Now I doubt that Black Lives Matter and movements like them are aware of the broader history of the slave trade outside of the enslavement of Black Africans. They’re also not concerned when it’s done by Black Africans to other Africans. Barbara Barnaby, the head of the British branch of Black Lives Matter, condemned the new slave markets opened in Libya. But she did so as part of a general attack on the new western imperialism,, and didn’t mention the other slave markets that have opened in Uganda.

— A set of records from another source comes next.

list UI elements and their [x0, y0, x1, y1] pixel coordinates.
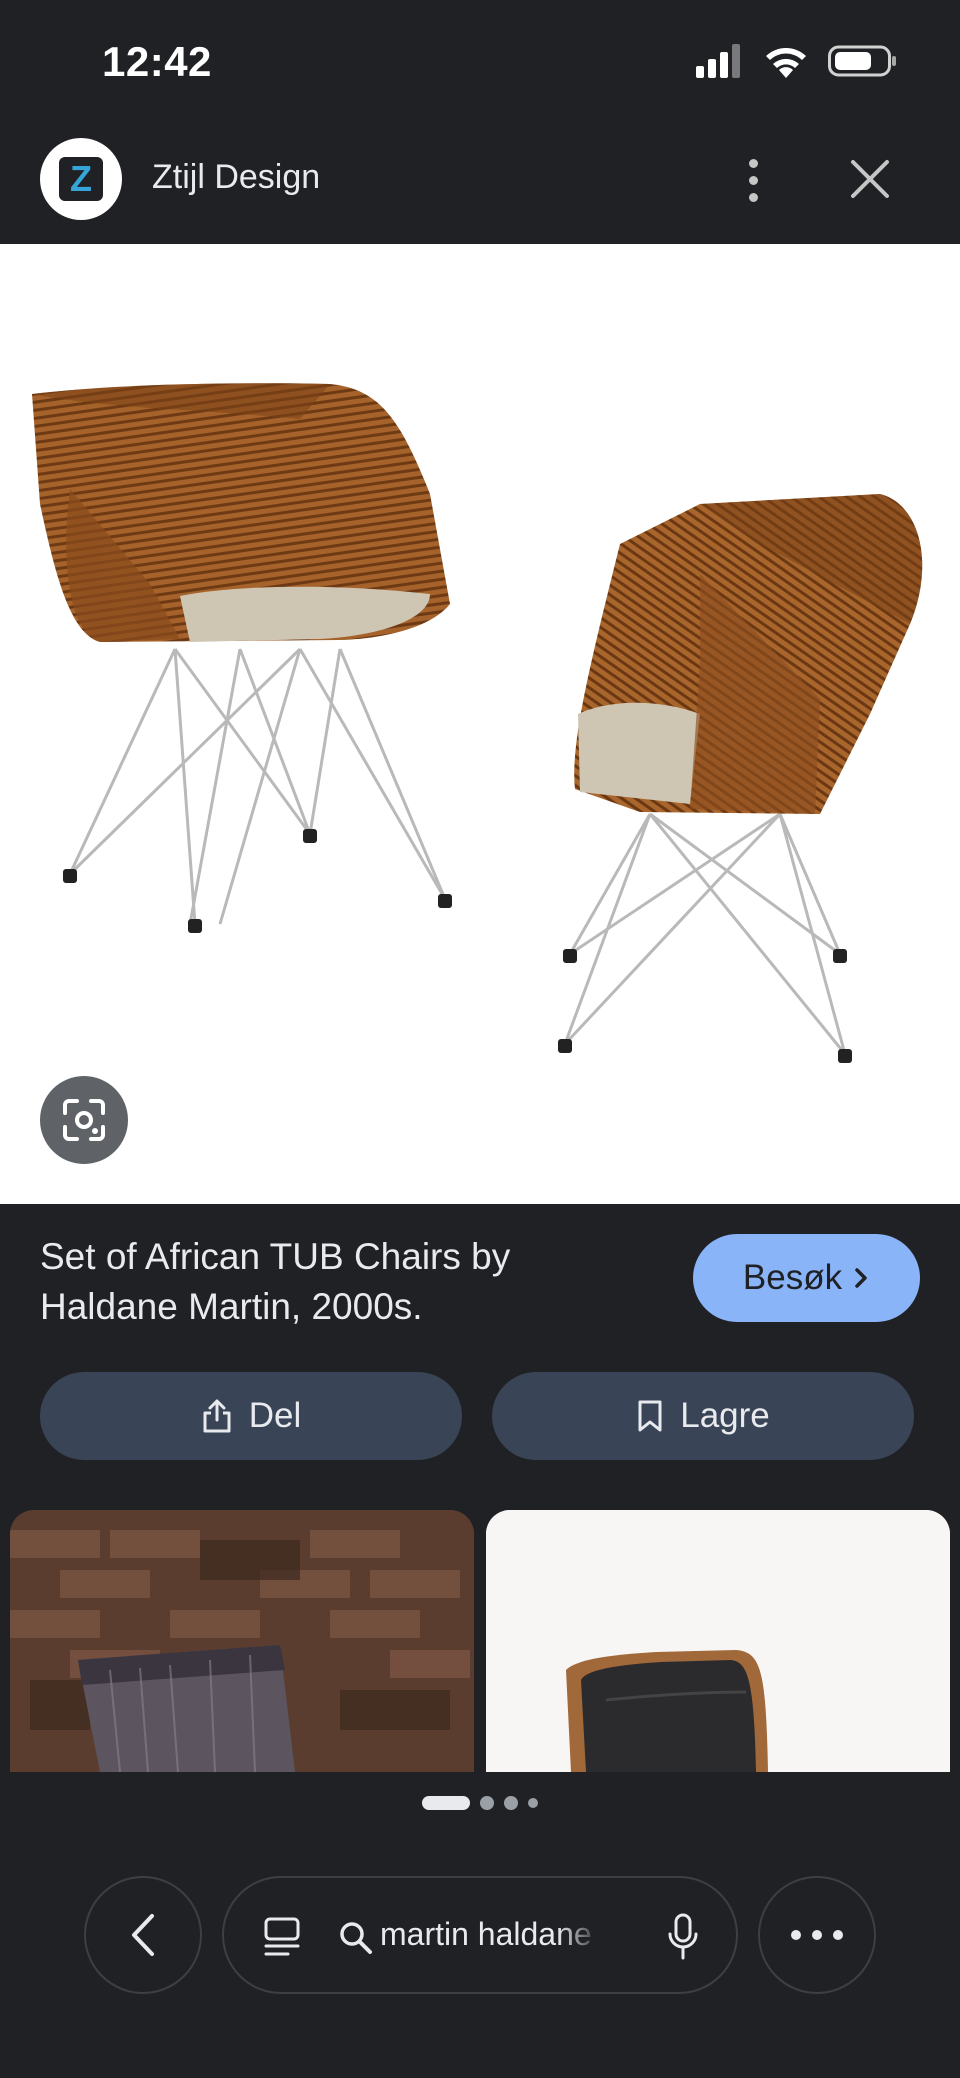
bookmark-icon [638, 1400, 662, 1432]
save-label: Lagre [680, 1396, 770, 1435]
status-time: 12:42 [102, 38, 212, 85]
dot-icon [748, 175, 758, 185]
visit-label: Besøk [742, 1258, 843, 1297]
chevron-right-icon [855, 1268, 867, 1288]
ellipsis-icon [791, 1930, 843, 1940]
microphone-icon[interactable] [666, 1912, 700, 1962]
save-button[interactable]: Lagre [492, 1372, 914, 1460]
status-bar: 12:42 [0, 0, 960, 128]
site-logo[interactable]: Z [40, 138, 122, 220]
page-dot [480, 1796, 494, 1810]
chevron-left-icon [132, 1914, 154, 1956]
lens-search-button[interactable] [40, 1076, 128, 1164]
share-button[interactable]: Del [40, 1372, 462, 1460]
related-images [10, 1510, 950, 1772]
back-button[interactable] [84, 1876, 202, 1994]
dot-icon [748, 158, 758, 168]
share-icon [203, 1399, 231, 1433]
chairs-image [32, 383, 923, 1063]
result-image[interactable] [0, 244, 960, 1204]
related-image-card[interactable] [486, 1510, 950, 1772]
page-indicator [0, 1796, 960, 1810]
left-chair-shell [32, 383, 450, 642]
site-logo-letter: Z [59, 157, 103, 201]
more-menu-button[interactable] [758, 1876, 876, 1994]
more-options-button[interactable] [733, 150, 773, 210]
dot-icon [748, 192, 758, 202]
share-label: Del [248, 1396, 302, 1435]
related-image-leather-chair [486, 1510, 950, 1772]
cellular-signal-icon [696, 44, 740, 78]
page-dot [528, 1798, 538, 1808]
search-bar[interactable]: martin haldane w [222, 1876, 738, 1994]
battery-icon [828, 45, 896, 77]
lens-icon [63, 1099, 105, 1141]
site-name[interactable]: Ztijl Design [152, 158, 320, 197]
page-dot-active [422, 1796, 470, 1810]
status-icons [696, 44, 898, 78]
related-image-card[interactable] [10, 1510, 474, 1772]
wifi-icon [766, 48, 806, 78]
tabs-icon[interactable] [262, 1916, 302, 1958]
page-dot [504, 1796, 518, 1810]
search-query[interactable]: martin haldane w [380, 1916, 602, 1953]
related-image-brick-wall [10, 1510, 474, 1772]
left-chair-legs [68, 647, 447, 925]
result-title: Set of African TUB Chairs by Haldane Mar… [40, 1236, 511, 1327]
visit-button[interactable]: Besøk [693, 1234, 920, 1322]
right-chair-shell [574, 494, 923, 814]
right-chair-legs [563, 812, 847, 1055]
search-icon [340, 1922, 372, 1954]
close-icon[interactable] [845, 154, 895, 204]
result-header: Z Ztijl Design [0, 128, 960, 244]
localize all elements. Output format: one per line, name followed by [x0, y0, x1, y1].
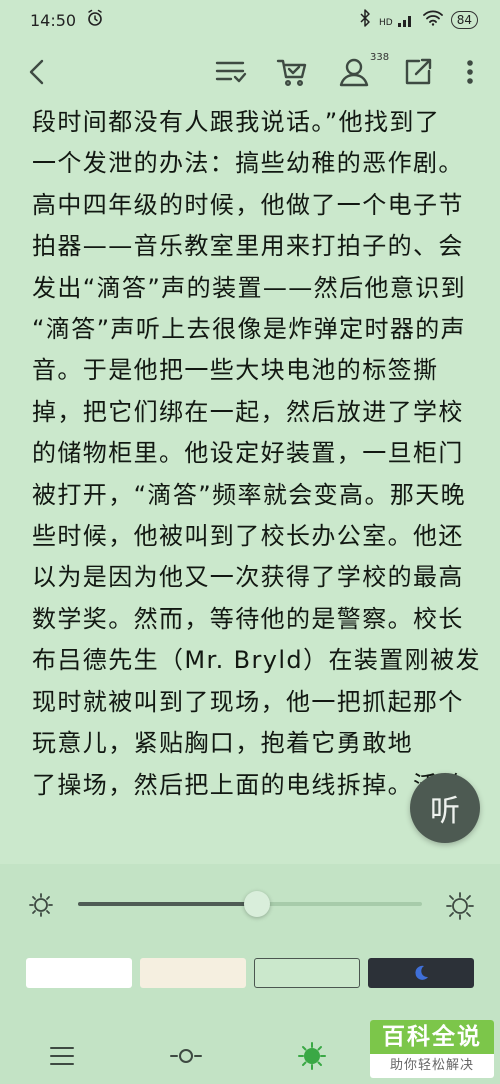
theme-white[interactable]	[26, 958, 132, 988]
listen-button[interactable]: 听	[410, 773, 480, 843]
watermark-title: 百科全说	[370, 1020, 494, 1054]
alarm-icon	[86, 9, 104, 31]
moon-icon	[415, 965, 428, 980]
status-time: 14:50	[30, 10, 77, 30]
article-line: 的储物柜里。他设定好装置，一旦柜门	[32, 439, 464, 468]
more-icon	[467, 60, 473, 84]
battery-level: 84	[456, 13, 472, 27]
profile-icon	[339, 58, 369, 87]
brightness-icon	[298, 1042, 326, 1070]
brightness-high-icon	[446, 892, 474, 920]
watermark-subtitle: 助你轻松解决	[389, 1058, 474, 1073]
cart-icon	[276, 59, 307, 87]
brightness-slider[interactable]	[78, 891, 422, 917]
progress-icon	[170, 1049, 202, 1063]
theme-selector	[0, 958, 500, 992]
status-left: 14:50	[30, 9, 104, 31]
article-line: 拍器——音乐教室里用来打拍子的、会	[32, 232, 464, 261]
article-line: 了操场，然后把上面的电线拆掉。沃兹	[32, 770, 464, 799]
status-bar: 14:50 HD 84	[0, 0, 500, 40]
article-line: 些时候，他被叫到了校长办公室。他还	[32, 522, 464, 551]
notification-count: 338	[370, 52, 390, 63]
share-icon	[405, 58, 432, 85]
share-button[interactable]	[396, 50, 440, 94]
status-right: HD 84	[359, 9, 478, 31]
article-line: 掉，把它们绑在一起，然后放进了学校	[32, 397, 464, 426]
brightness-low-icon	[28, 892, 54, 918]
article-line: 一个发泄的办法：搞些幼稚的恶作剧。	[32, 149, 464, 178]
listen-label: 听	[430, 794, 460, 829]
article-line: 高中四年级的时候，他做了一个电子节	[32, 190, 464, 219]
cart-button[interactable]	[270, 50, 314, 94]
article-line: 被打开，“滴答”频率就会变高。那天晚	[32, 480, 467, 509]
theme-green[interactable]	[254, 958, 360, 988]
battery-icon: 84	[450, 11, 478, 29]
back-icon	[29, 59, 44, 85]
menu-icon	[50, 1047, 74, 1065]
brightness-button[interactable]	[292, 1036, 332, 1076]
signal-icon: HD	[379, 12, 415, 28]
article-line: 数学奖。然而，等待他的是警察。校长	[32, 604, 464, 633]
article-line: 发出“滴答”声的装置——然后他意识到	[32, 273, 467, 302]
brightness-fill	[78, 902, 257, 906]
more-button[interactable]	[450, 50, 490, 94]
article-line: 段时间都没有人跟我说话。”他找到了	[32, 108, 441, 136]
back-button[interactable]	[16, 50, 60, 94]
theme-parchment[interactable]	[140, 958, 246, 988]
theme-night[interactable]	[368, 958, 474, 988]
catalog-icon	[215, 61, 247, 83]
article-line: 布吕德先生（Mr. Bryld）在装置刚被发	[32, 646, 481, 675]
article-text: 段时间都没有人跟我说话。”他找到了 一个发泄的办法：搞些幼稚的恶作剧。 高中四年级的…	[32, 102, 481, 806]
brightness-thumb[interactable]	[243, 891, 270, 917]
article-line: 音。于是他把一些大块电池的标签撕	[32, 356, 439, 385]
article-line: 玩意儿，紧贴胸口，抱着它勇敢地	[32, 729, 413, 758]
signal-text: HD	[379, 18, 393, 28]
article-line: 现时就被叫到了现场，他一把抓起那个	[32, 687, 464, 716]
watermark-logo: 百科全说 助你轻松解决	[370, 1020, 494, 1078]
bluetooth-icon	[359, 9, 371, 31]
article-line: “滴答”声听上去很像是炸弹定时器的声	[32, 315, 467, 344]
progress-button[interactable]	[166, 1036, 206, 1076]
reader-toolbar: 338	[0, 40, 500, 102]
brightness-row	[0, 886, 500, 922]
article-line: 以为是因为他又一次获得了学校的最高	[32, 563, 464, 592]
menu-button[interactable]	[42, 1036, 82, 1076]
wifi-icon	[422, 10, 443, 30]
catalog-button[interactable]	[208, 50, 252, 94]
reader-content[interactable]: 段时间都没有人跟我说话。”他找到了 一个发泄的办法：搞些幼稚的恶作剧。 高中四年级的…	[0, 102, 500, 864]
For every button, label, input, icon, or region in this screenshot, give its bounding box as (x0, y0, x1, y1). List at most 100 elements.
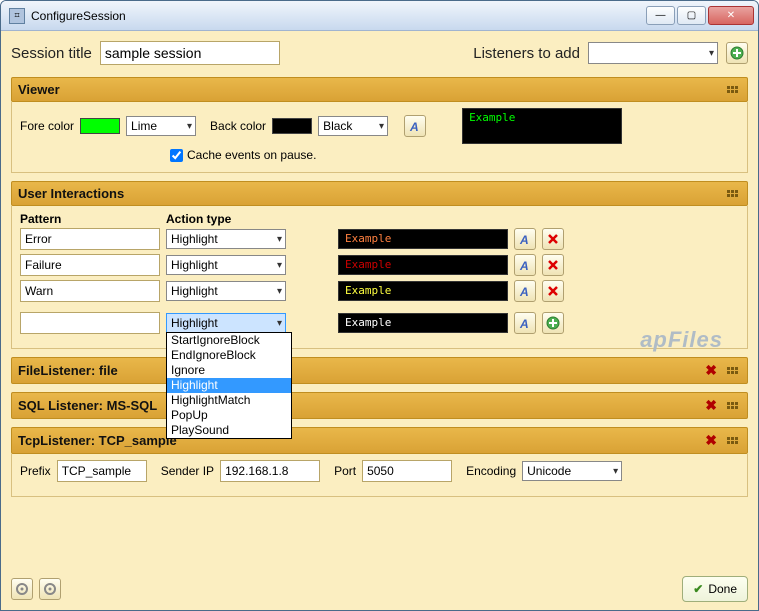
dropdown-option[interactable]: PopUp (167, 408, 291, 423)
delete-row-button[interactable] (542, 254, 564, 276)
svg-text:A: A (519, 285, 529, 298)
fore-color-swatch[interactable] (80, 118, 120, 134)
window: ⌗ ConfigureSession — ▢ ✕ Session title L… (0, 0, 759, 611)
dropdown-option[interactable]: HighlightMatch (167, 393, 291, 408)
back-color-swatch[interactable] (272, 118, 312, 134)
client-area: Session title Listeners to add Viewer Fo… (1, 31, 758, 610)
close-button[interactable]: ✕ (708, 6, 754, 25)
sql-listener-header: SQL Listener: MS-SQL ✖ (11, 392, 748, 419)
col-action: Action type (166, 212, 286, 226)
grip-icon (727, 402, 741, 409)
grip-icon (727, 190, 741, 197)
user-interactions-panel: User Interactions Pattern Action type Hi… (11, 181, 748, 349)
action-select[interactable]: Highlight (166, 255, 286, 275)
font-button[interactable]: A (514, 280, 536, 302)
session-title-label: Session title (11, 45, 92, 62)
new-row-preview: Example (338, 313, 508, 333)
delete-row-button[interactable] (542, 228, 564, 250)
gear-button-2[interactable] (39, 578, 61, 600)
done-label: Done (708, 582, 737, 596)
grip-icon (727, 86, 741, 93)
file-listener-text: FileListener: file (18, 363, 118, 378)
fore-color-select[interactable]: Lime (126, 116, 196, 136)
delete-listener-button[interactable]: ✖ (701, 397, 721, 414)
font-button[interactable]: A (514, 228, 536, 250)
encoding-label: Encoding (466, 464, 516, 478)
done-button[interactable]: ✔ Done (682, 576, 748, 602)
window-title: ConfigureSession (31, 9, 646, 23)
ui-body: Pattern Action type Highlight Example A … (11, 206, 748, 349)
prefix-label: Prefix (20, 464, 51, 478)
viewer-header-text: Viewer (18, 82, 60, 97)
viewer-preview: Example (462, 108, 622, 144)
font-button[interactable]: A (514, 254, 536, 276)
action-select[interactable]: Highlight (166, 229, 286, 249)
back-color-select[interactable]: Black (318, 116, 388, 136)
grip-icon (727, 437, 741, 444)
delete-listener-button[interactable]: ✖ (701, 362, 721, 379)
app-icon: ⌗ (9, 8, 25, 24)
pattern-input[interactable] (20, 228, 160, 250)
table-row: Highlight Example A (20, 280, 739, 302)
tcp-listener-panel: TcpListener: TCP_sample ✖ Prefix Sender … (11, 427, 748, 497)
window-controls: — ▢ ✕ (646, 6, 754, 25)
tcp-listener-text: TcpListener: TCP_sample (18, 433, 177, 448)
port-label: Port (334, 464, 356, 478)
delete-row-button[interactable] (542, 280, 564, 302)
font-button[interactable]: A (404, 115, 426, 137)
pattern-input[interactable] (20, 254, 160, 276)
fore-color-label: Fore color (20, 119, 74, 133)
new-pattern-input[interactable] (20, 312, 160, 334)
sql-listener-text: SQL Listener: MS-SQL (18, 398, 157, 413)
new-action-select[interactable]: Highlight (166, 313, 286, 333)
table-row: Highlight Example A (20, 254, 739, 276)
check-icon: ✔ (693, 582, 703, 596)
listeners-select[interactable] (588, 42, 718, 64)
sender-ip-input[interactable] (220, 460, 320, 482)
dropdown-option[interactable]: Ignore (167, 363, 291, 378)
delete-listener-button[interactable]: ✖ (701, 432, 721, 449)
session-title-input[interactable] (100, 41, 280, 65)
cache-checkbox[interactable] (170, 149, 183, 162)
new-row: Highlight Example A StartIgnoreBlock End… (20, 312, 739, 334)
dropdown-option[interactable]: EndIgnoreBlock (167, 348, 291, 363)
table-row: Highlight Example A (20, 228, 739, 250)
font-button[interactable]: A (514, 312, 536, 334)
bottom-bar: ✔ Done (11, 576, 748, 602)
col-pattern: Pattern (20, 212, 160, 226)
row-preview: Example (338, 229, 508, 249)
dropdown-option[interactable]: PlaySound (167, 423, 291, 438)
minimize-button[interactable]: — (646, 6, 675, 25)
back-color-label: Back color (210, 119, 266, 133)
viewer-header: Viewer (11, 77, 748, 102)
action-select[interactable]: Highlight (166, 281, 286, 301)
tcp-listener-header: TcpListener: TCP_sample ✖ (11, 427, 748, 454)
encoding-select[interactable]: Unicode (522, 461, 622, 481)
ui-header-text: User Interactions (18, 186, 124, 201)
add-listener-button[interactable] (726, 42, 748, 64)
svg-text:A: A (409, 120, 419, 133)
gear-button-1[interactable] (11, 578, 33, 600)
listeners-label: Listeners to add (473, 45, 580, 62)
ui-header: User Interactions (11, 181, 748, 206)
row-preview: Example (338, 255, 508, 275)
cache-label: Cache events on pause. (187, 148, 316, 162)
add-row-button[interactable] (542, 312, 564, 334)
svg-text:A: A (519, 317, 529, 330)
grip-icon (727, 367, 741, 374)
row-preview: Example (338, 281, 508, 301)
pattern-input[interactable] (20, 280, 160, 302)
file-listener-header: FileListener: file ✖ (11, 357, 748, 384)
action-dropdown-list[interactable]: StartIgnoreBlock EndIgnoreBlock Ignore H… (166, 332, 292, 439)
viewer-body: Fore color Lime Back color Black A Examp… (11, 102, 748, 173)
titlebar: ⌗ ConfigureSession — ▢ ✕ (1, 1, 758, 31)
tcp-body: Prefix Sender IP Port Encoding Unicode (11, 454, 748, 497)
dropdown-option[interactable]: StartIgnoreBlock (167, 333, 291, 348)
prefix-input[interactable] (57, 460, 147, 482)
top-row: Session title Listeners to add (11, 41, 748, 65)
maximize-button[interactable]: ▢ (677, 6, 706, 25)
svg-text:A: A (519, 259, 529, 272)
viewer-panel: Viewer Fore color Lime Back color Black … (11, 77, 748, 173)
dropdown-option-selected[interactable]: Highlight (167, 378, 291, 393)
port-input[interactable] (362, 460, 452, 482)
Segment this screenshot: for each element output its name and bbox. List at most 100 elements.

The impression I have is that BLM is strongly based on Critical Race and Postcolonial Theory, which are solely concerned with White racism and ignore it and as well as other oppressive practices in non-western societies.
Black Lives Matter does enjoy widespread support among parts of the left, although I think its popularity is waning as time wears on. It’s been hit in America by a series of scandals, must notably surrounding the disappearance of donated money to the tune of millions and the use of some of it by its former president to buy herself five upmarket homes. Several of the protests were in fact riots, in which Black-owned businesses were also attacked and looted.
Black Lives Matter, although highly visible now, is only part of the broad left. And while I believe its members and supporters should be far more aware of slavery as an issue, and that it also involved the enslavement of Whites, BLM does not represent the whole of the left.
I believe very strongly that many on the left in Bristol are aware of its history as centre of the slave trade before it moved into transatlantic, Black slavery, and are definitely still active campaigning against contemporary forms of enslavement, such as people trafficking. Even if it is no longer called ‘White slavery’.